Ten short years ago, “how many followers do you have?” was a question I could have only imagined being asked in the afterlife, in a conversation between Allah, Jesus and Buddha while Joseph Smith poured everyone kombucha. Sure, mere mortals might have had groupees or fans, but followerswas a term we reserved for major religious figures and also cult leaders. David Koresh had followers. Charles Manson had followers. Normal people did not have followers.
But here we are.
“You can totally tell he bought half those followers,” she said, scrolling through desert selfies and dessert portraits. “It’s so obvious.” Reading my blank face, my friend proceeded to illuminate the underground world of fake followers and the proper follower-to-like ratio for me, an easy to use formula to decipher whether or not an account has acquired more bots than humans. Because the internet, it turns out, is full of lies.

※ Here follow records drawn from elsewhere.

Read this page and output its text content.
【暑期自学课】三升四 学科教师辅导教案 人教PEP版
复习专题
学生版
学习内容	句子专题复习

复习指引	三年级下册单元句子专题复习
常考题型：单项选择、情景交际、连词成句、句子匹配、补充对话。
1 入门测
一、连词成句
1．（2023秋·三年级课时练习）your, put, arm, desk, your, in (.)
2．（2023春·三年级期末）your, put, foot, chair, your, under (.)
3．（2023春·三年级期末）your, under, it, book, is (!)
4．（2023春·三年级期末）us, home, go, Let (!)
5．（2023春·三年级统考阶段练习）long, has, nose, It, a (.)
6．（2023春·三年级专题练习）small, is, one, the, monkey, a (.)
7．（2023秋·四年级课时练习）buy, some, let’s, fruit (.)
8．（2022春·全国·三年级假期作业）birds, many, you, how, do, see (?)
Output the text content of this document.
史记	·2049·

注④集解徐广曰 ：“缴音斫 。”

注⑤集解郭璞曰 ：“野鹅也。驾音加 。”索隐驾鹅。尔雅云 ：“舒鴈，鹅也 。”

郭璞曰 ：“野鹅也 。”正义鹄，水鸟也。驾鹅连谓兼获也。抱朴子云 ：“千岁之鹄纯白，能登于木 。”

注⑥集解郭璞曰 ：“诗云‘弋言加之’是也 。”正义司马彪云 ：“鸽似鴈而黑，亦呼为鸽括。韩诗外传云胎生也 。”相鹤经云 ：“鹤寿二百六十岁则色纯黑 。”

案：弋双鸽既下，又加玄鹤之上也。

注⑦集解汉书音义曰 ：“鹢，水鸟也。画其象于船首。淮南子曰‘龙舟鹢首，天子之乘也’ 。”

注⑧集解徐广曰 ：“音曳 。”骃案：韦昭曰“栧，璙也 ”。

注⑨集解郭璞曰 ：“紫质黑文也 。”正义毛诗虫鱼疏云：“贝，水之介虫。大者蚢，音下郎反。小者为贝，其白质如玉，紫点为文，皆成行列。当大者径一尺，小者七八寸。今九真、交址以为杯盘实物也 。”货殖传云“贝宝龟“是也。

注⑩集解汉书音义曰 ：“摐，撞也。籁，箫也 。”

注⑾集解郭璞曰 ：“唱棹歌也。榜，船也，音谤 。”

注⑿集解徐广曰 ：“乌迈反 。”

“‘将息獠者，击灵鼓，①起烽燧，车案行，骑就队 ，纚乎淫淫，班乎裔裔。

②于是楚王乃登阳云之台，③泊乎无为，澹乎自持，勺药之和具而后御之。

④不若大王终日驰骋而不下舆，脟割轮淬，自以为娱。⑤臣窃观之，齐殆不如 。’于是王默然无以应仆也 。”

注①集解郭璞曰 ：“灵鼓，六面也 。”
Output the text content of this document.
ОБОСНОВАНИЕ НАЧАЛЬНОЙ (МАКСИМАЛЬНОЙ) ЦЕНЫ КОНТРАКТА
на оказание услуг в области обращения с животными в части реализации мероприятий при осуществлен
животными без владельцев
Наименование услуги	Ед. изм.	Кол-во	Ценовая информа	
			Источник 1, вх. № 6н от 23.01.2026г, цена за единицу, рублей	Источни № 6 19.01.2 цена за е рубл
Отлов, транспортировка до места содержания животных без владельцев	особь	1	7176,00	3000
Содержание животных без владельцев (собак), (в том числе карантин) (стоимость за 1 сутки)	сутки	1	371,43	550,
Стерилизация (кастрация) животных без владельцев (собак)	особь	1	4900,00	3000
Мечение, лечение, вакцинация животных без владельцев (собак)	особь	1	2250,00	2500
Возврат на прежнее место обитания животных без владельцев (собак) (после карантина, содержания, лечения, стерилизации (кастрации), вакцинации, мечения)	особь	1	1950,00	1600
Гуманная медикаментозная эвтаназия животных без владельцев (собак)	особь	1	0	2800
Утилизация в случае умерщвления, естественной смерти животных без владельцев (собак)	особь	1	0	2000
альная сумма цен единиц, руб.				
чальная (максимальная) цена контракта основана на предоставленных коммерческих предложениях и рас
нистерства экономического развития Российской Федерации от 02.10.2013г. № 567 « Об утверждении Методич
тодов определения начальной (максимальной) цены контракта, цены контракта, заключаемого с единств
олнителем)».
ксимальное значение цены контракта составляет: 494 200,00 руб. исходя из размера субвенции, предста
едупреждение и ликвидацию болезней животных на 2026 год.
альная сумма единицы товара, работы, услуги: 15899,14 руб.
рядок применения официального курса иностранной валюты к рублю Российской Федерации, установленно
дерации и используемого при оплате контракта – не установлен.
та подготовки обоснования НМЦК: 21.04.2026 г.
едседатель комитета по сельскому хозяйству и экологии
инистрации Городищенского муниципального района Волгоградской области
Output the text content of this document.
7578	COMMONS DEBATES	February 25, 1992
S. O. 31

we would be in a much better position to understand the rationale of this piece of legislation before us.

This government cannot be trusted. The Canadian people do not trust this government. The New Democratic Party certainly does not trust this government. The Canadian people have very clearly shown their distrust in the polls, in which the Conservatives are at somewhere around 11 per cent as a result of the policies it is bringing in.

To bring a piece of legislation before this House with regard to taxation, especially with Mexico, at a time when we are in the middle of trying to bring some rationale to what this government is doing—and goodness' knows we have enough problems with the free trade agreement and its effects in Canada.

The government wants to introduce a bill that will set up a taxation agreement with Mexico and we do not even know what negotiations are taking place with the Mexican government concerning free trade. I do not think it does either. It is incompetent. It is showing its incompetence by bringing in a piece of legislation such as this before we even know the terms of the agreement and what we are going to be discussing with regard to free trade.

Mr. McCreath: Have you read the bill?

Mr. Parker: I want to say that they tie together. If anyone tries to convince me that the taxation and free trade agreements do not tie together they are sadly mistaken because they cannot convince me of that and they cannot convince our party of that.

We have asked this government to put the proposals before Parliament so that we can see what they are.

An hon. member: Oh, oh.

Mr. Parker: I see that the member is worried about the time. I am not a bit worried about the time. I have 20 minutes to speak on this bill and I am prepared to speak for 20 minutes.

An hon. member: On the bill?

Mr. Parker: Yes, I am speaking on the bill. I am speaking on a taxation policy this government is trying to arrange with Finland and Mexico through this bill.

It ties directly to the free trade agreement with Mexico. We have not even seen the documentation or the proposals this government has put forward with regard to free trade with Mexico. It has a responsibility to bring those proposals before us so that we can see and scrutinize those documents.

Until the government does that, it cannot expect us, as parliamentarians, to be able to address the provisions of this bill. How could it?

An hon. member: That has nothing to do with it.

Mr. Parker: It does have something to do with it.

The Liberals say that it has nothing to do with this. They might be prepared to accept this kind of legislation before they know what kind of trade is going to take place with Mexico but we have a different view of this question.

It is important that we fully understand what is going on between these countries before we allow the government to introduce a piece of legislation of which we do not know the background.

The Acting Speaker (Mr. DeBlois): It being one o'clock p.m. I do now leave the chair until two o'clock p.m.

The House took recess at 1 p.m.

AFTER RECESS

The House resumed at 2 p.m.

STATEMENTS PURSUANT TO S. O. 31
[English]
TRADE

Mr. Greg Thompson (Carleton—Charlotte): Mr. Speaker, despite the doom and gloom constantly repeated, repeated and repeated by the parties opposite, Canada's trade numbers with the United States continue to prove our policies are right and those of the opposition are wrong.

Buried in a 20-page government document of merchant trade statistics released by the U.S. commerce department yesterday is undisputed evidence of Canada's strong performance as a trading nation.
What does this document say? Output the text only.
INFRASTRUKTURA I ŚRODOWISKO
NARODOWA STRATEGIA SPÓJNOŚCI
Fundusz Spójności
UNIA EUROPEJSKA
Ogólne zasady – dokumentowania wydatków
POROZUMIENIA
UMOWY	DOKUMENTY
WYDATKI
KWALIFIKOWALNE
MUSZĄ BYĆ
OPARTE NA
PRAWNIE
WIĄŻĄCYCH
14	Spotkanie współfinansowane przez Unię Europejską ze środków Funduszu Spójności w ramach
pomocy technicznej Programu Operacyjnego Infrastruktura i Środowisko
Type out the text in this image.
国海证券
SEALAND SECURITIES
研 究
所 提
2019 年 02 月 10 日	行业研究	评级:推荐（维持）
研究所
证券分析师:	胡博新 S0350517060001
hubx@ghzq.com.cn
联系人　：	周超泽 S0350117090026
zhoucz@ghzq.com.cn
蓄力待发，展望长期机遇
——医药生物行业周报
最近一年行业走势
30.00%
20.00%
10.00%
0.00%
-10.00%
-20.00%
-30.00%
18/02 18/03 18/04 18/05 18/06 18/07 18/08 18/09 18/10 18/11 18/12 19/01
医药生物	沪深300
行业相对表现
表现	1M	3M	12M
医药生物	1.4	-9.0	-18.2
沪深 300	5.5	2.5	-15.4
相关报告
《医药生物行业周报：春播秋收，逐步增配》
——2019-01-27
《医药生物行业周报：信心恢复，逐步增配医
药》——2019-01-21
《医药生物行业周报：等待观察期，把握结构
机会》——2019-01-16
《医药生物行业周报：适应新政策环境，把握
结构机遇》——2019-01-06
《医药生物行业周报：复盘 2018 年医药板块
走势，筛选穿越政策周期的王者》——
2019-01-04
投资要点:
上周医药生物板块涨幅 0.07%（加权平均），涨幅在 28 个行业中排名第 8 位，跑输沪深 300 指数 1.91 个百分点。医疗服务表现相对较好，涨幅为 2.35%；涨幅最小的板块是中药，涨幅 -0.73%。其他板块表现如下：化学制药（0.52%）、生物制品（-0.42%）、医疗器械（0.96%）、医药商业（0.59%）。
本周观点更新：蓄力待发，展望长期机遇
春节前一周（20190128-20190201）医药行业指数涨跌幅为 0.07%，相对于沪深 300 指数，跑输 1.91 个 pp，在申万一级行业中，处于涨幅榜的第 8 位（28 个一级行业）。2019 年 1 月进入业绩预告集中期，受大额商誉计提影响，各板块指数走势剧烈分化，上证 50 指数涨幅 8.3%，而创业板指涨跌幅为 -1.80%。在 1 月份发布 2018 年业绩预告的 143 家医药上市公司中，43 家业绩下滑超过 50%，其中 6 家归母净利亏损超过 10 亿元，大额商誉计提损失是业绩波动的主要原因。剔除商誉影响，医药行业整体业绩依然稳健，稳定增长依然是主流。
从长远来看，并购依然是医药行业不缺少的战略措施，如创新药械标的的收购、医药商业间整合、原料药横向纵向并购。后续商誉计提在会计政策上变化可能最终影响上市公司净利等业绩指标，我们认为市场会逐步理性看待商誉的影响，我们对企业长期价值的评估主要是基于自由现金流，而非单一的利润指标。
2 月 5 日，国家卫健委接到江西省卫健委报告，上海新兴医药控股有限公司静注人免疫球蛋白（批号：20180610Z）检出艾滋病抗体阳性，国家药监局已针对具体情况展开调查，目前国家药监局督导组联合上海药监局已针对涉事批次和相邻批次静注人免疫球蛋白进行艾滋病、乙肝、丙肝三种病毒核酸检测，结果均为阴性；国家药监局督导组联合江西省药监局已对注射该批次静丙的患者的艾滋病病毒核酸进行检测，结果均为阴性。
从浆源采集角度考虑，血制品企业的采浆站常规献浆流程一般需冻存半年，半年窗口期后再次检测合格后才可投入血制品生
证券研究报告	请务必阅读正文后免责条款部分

I’ve come to view social media the way a small child might look at a new pet turtle; it seems like it’s going to be so fun at first, but the more you play with it, the less it does for you until eventually you’re just standing over an empty shell, filled with sadness.
One Sunday morning this past January I dug into a long exposé in the New York Times on this business of fake followers. I was roughly seven cups of coffee and two-thirds of the way through the article when I decided to give it a try. Famous actors, musicians and our president had bought followers, why couldn't I? I was releasing a pilot soon, and I needed all the help I could get promoting it. If Russian bots could boost a carnival barker into the Oval Office, surely they could get some more eyeballs on what I assumed would be Judd Apatow’s next great find: me.
As soon as I clicked “buy,” I regretted it. I had bought 5,000 followers and 2,000 likes for my Twitter account for about forty dollars, which I assumed would be sprinkled out over a number of days and tweets. Had I bothered to finish reading the article, I would have known this was not how it worked.
Almost instantly, the followers started arriving by the dozens, then by the hundreds. Blank profile pictures with names like @mArY1234 and @bRiAnNAbC1000, following 798 people and followed by 2 people — all tell-tale signs there is no human manning the ship.
And then, just as quickly, the likes started. What I thought would be delivered over time and awarded to hilarious tweets I’d yet to write instead flooded a single post. My last tweet, a not particularly funny joke which hadn’t deserved or earned a single human like, now had exactly two thousand.
“It’s so obvious.”
For the rest of the day, I careened into a shame spiral, wondering how I had let myself get tricked into caring about any of this pixel-fabricated nonsense and strongly considering deleting all my accounts and heading to a monastery so I could take a good, hard look at who I had become.
The next day I woke up to an email from PayPal, alerting me that the debit card I had linked was from an old account, which meant they couldn’t process the last charge. Then came an email from the Fake Follower Company, saying if I didn’t complete the outstanding payment, they would cancel my followers. And the likes.
I could not be this lucky. I’m never this lucky.
But I was, because a couple days after that, all the mArYs and bRiaNs left my account, off to follow some other overly-caffeinated, needy actor and/or the leader of the free world. And I was left with my human followers, thanking Allah and Jesus and Buddha and reminding myself what’s really important: having a realistic follower-to-like ratio.